You’ll then move your way into learning how to cut your material, assemble and finish, hand-stitch and finally how to care for your quilt. Yes, these are the basics, and once you master them, you’ll be set for the second chapter, which is filled with techniques to help you make sense of quilting.
Chapter 2: Quilting Techniques
The second chapter of the book gets into the nitty gritty of quilting. If you know the basics already, you can skip ahead to this chapter, but I recommend reading the book cover-to-cover for the best results.
Intensive in nature, Jessica does her best to help you understand and master quilting techniques so that you can really begin your quilting journey.
This chapter spans 74 pages, and it includes the following quilting techniques:
- Chain piecing
- Quarter-square triangles
- Blocks on point
- Acrylic templates
- Curved piecing
- Piecing triangles from squares
- Flying geese
- Foundation paper piecing
- Partial seem sewing
- Reverse needleturn
- Improvisational stars
- Slicing, inserting and rotating
- Free-cut curves
And I left a few out so that the list wasn’t too long. I mean this is a lot of material to cover and master, but it’s an easy read. I do suggest going over this chapter a few times to ensure that you’ve mastered the basics before moving on to the next chapter.

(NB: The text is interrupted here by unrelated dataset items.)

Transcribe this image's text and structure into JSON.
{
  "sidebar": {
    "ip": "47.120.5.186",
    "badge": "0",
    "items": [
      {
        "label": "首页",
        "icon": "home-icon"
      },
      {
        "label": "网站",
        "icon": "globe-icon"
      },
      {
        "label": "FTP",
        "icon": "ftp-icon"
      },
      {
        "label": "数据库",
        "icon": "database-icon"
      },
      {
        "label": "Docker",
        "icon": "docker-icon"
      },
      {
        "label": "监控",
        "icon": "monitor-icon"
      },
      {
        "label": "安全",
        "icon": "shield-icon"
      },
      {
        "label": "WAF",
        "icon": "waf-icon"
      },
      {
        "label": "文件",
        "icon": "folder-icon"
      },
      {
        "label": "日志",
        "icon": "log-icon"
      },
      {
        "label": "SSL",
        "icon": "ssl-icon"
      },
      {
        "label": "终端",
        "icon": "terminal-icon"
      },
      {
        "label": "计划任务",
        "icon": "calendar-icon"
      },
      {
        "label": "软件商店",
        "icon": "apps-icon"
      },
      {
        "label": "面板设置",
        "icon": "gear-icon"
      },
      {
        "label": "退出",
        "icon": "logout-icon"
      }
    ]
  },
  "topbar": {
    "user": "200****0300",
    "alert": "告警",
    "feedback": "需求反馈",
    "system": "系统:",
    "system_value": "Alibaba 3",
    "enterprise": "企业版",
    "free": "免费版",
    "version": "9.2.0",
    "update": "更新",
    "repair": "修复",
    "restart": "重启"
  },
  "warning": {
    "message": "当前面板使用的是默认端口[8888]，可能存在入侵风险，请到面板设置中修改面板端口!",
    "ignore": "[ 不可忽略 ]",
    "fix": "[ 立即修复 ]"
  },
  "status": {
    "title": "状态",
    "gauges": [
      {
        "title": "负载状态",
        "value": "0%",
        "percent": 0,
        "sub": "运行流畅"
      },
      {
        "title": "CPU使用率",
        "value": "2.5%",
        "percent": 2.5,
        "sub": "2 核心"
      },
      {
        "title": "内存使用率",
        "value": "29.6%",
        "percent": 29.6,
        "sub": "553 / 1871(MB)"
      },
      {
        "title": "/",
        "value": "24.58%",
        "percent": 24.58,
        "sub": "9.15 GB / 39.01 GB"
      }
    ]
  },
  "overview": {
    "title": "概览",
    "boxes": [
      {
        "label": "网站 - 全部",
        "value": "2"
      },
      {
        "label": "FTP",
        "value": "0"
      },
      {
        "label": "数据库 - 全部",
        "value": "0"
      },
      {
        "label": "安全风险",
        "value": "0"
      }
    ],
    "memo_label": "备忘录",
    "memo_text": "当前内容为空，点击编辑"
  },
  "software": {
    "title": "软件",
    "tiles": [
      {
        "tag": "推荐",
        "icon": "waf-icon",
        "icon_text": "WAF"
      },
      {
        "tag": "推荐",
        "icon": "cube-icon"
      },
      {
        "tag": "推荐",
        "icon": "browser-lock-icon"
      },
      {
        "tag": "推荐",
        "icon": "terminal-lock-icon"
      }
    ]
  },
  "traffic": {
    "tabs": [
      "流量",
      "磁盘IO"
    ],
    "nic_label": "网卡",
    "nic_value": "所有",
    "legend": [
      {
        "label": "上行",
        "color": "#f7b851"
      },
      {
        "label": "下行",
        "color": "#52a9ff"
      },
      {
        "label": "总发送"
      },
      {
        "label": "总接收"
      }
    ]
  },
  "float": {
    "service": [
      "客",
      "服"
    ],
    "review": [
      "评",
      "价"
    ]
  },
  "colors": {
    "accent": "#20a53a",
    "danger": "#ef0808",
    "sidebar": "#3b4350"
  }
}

Jessica does her best to make sure that all of the basics are covered before moving into quilting projects.
Chapter 3: Quilting Projects
You’re now ready to start working on real quilting projects. The third chapter allows you to use all of the information and techniques you’ve learned to get started quilting. You’ll have five projects that you can work through, including:
- Doll quilt and pillow
- Dresden table runner
- Sewing-machine cover
- String pillow
- Skill-building sampler quilt
Filled with imagery, Jessica helps you make sense of your projects step-by-step. I’ve read quite a few quilting books, and they always seem to come off as intimidating. You know that quilting can be complicated, but the truth is that you just need the right teacher to help you work through your projects the first few times.
Beautifully put together, you’ll work through your projects with someone, Jessica, who almost feels like a friend holding your hand the entire time.
I was confident that when I finished reading this book, I could pass it on to anyone I know and they would be able to start quilting. It’s that good.
The way the book flows from the first chapter to the last will have you glued to the page as you work your way through quilting.
Jessica also includes a neat math reference template at the end of the book that helps you estimate how much fabric you need for a project. If you’ve ever sewn or quilted before, you know how important it is to be able to properly estimate all of your quilting needs.
If you’re just getting started quilting or know someone that is just getting started, this is a must-have on your bookshelf.